My wife and I became quasi-experts on rare blood disorders. I would never go so far as to challenge Mom’s doctor based on something I read on the internet, but advocating for Mom was priority number one. Still, I think my family was doing a pretty good job at asking the right questions and helping Mom make informed decisions.
At some point, Mom decided her care at the hospital had plateaued and it was time for the next step. The doctors agreed to discharge Mom with 24-hour care at home. We spent hours on the phone talking with health care vendors as we prepared to have all of Mom’s needs, which included medical equipment, therapists, nurses and caregivers, met at home. The insurance covered everything except the caregivers, which cost almost $900 a day. Dad made it known that he was committed to support Mom at any cost, but at that rate, he was eager to have Mom up and running ASAP.
We were excited to have Mom back at home, but our exuberance was short-lived. The pricey caregivers were reluctant to do their job according to their contract and became unreliable. Mom’s health appeared to decline quickly, and one of the caregivers called an ambulance to take her back to the hospital.

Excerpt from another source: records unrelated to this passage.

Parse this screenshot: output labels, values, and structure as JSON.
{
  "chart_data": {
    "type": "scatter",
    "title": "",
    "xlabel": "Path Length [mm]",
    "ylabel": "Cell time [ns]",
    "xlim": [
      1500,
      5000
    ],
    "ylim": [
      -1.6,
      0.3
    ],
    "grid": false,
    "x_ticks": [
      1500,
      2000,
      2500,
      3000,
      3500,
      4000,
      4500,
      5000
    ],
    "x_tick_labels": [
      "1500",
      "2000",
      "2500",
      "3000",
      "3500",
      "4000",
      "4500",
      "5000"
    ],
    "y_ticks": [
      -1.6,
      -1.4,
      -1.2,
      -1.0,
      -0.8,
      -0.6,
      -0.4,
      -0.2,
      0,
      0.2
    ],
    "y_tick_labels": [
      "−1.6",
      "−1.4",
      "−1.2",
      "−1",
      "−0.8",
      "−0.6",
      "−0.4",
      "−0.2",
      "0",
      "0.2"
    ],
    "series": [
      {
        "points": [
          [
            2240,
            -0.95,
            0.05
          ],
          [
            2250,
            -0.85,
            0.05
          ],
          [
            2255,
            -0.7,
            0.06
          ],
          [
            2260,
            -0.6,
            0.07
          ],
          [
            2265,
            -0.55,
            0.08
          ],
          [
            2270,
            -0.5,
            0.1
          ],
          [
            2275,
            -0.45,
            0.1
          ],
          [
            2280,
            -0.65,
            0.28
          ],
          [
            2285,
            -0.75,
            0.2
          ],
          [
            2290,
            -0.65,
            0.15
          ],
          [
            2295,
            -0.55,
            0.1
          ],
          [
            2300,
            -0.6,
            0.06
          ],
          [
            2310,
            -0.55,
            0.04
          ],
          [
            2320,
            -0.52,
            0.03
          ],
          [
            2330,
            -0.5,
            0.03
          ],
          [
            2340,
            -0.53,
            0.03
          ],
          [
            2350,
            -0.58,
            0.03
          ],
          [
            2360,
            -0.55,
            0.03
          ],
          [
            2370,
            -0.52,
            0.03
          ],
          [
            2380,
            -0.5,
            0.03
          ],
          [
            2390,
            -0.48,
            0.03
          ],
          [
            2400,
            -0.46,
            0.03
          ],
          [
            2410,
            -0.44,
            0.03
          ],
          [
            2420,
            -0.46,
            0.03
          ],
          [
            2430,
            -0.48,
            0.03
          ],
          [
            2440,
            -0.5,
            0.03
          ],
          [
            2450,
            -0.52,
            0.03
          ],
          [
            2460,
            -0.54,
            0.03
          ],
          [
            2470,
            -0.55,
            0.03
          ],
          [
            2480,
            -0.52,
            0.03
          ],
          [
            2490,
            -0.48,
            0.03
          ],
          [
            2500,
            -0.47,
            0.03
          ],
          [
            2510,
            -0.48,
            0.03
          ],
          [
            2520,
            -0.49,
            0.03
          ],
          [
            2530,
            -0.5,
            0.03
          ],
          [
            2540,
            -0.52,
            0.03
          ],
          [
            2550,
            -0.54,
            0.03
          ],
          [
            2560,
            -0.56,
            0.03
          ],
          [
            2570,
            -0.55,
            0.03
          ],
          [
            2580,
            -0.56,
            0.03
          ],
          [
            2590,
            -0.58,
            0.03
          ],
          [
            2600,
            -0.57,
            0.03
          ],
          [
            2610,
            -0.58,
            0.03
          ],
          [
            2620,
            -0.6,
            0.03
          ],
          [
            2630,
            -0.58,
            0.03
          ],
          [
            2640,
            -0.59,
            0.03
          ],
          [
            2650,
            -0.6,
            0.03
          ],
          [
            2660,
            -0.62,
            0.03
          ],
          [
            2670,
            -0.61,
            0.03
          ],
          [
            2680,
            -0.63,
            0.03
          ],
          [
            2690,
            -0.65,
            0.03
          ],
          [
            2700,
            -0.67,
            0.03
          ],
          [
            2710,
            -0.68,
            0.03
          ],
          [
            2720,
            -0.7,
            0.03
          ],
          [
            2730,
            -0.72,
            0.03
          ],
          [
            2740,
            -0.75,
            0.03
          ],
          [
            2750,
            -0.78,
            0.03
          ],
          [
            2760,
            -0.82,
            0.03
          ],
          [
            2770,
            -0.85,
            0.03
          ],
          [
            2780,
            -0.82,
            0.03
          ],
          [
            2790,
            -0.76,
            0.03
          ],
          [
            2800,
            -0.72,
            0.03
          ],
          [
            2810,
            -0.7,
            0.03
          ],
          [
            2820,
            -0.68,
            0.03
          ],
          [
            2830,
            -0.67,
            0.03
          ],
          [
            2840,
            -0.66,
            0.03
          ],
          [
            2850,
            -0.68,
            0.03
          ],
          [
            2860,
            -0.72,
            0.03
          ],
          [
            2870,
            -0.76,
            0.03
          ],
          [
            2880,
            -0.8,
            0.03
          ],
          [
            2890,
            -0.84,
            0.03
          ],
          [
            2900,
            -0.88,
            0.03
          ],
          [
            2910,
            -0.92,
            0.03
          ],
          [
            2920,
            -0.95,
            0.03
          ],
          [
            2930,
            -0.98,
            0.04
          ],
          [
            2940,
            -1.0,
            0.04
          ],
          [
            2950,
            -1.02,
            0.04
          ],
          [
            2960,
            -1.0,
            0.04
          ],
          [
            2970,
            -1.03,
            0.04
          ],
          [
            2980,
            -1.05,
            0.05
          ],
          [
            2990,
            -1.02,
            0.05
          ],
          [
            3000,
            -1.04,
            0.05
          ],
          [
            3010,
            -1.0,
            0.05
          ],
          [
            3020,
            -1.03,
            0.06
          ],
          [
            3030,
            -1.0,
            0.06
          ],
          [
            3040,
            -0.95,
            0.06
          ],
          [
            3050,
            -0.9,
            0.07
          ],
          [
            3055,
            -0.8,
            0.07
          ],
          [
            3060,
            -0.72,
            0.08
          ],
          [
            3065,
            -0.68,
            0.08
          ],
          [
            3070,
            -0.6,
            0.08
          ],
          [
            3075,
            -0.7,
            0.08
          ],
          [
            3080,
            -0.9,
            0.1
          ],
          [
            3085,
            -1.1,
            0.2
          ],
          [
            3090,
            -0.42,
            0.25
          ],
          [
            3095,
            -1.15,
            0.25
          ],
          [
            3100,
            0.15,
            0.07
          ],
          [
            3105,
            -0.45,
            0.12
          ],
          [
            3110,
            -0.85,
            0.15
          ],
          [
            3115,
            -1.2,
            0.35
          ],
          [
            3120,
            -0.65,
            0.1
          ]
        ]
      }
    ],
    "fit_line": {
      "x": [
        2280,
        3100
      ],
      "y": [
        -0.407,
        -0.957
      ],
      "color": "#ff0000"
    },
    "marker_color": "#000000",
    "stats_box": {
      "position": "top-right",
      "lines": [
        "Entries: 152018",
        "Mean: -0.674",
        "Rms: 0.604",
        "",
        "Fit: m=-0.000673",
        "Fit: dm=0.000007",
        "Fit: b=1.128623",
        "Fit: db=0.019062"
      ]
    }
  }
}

Feeling defeated, we looked at other options and a bed at a nearby nursing home was available. Mom always said she never wanted to end up at a nursing home, and she hoped it would be temporary. We wanted the best care possible for Mom, so she signed up for their two-week respite package. With a $4,000 initiation fee and a rate of $400 a day, we were promised first-class treatment with round-the-clock care.
Unfortunately, the care Mom was receiving at the nursing home was, by and large, less than satisfactory. Furthermore, after a series of letdowns on the part of her primary care physician and her oncologist, Mom told me, “I don’t know how much longer I can do this.” Soon after, Mom told Dad that she was beginning to re-think her decision regarding hospice.
For the last 49 days of her life, Mom laid in a hospital bed, dependent upon others. However, until the end, it was always Mom’s decision to fight the odds or accept the inevitable. Whichever she chose, we were ready to advocate.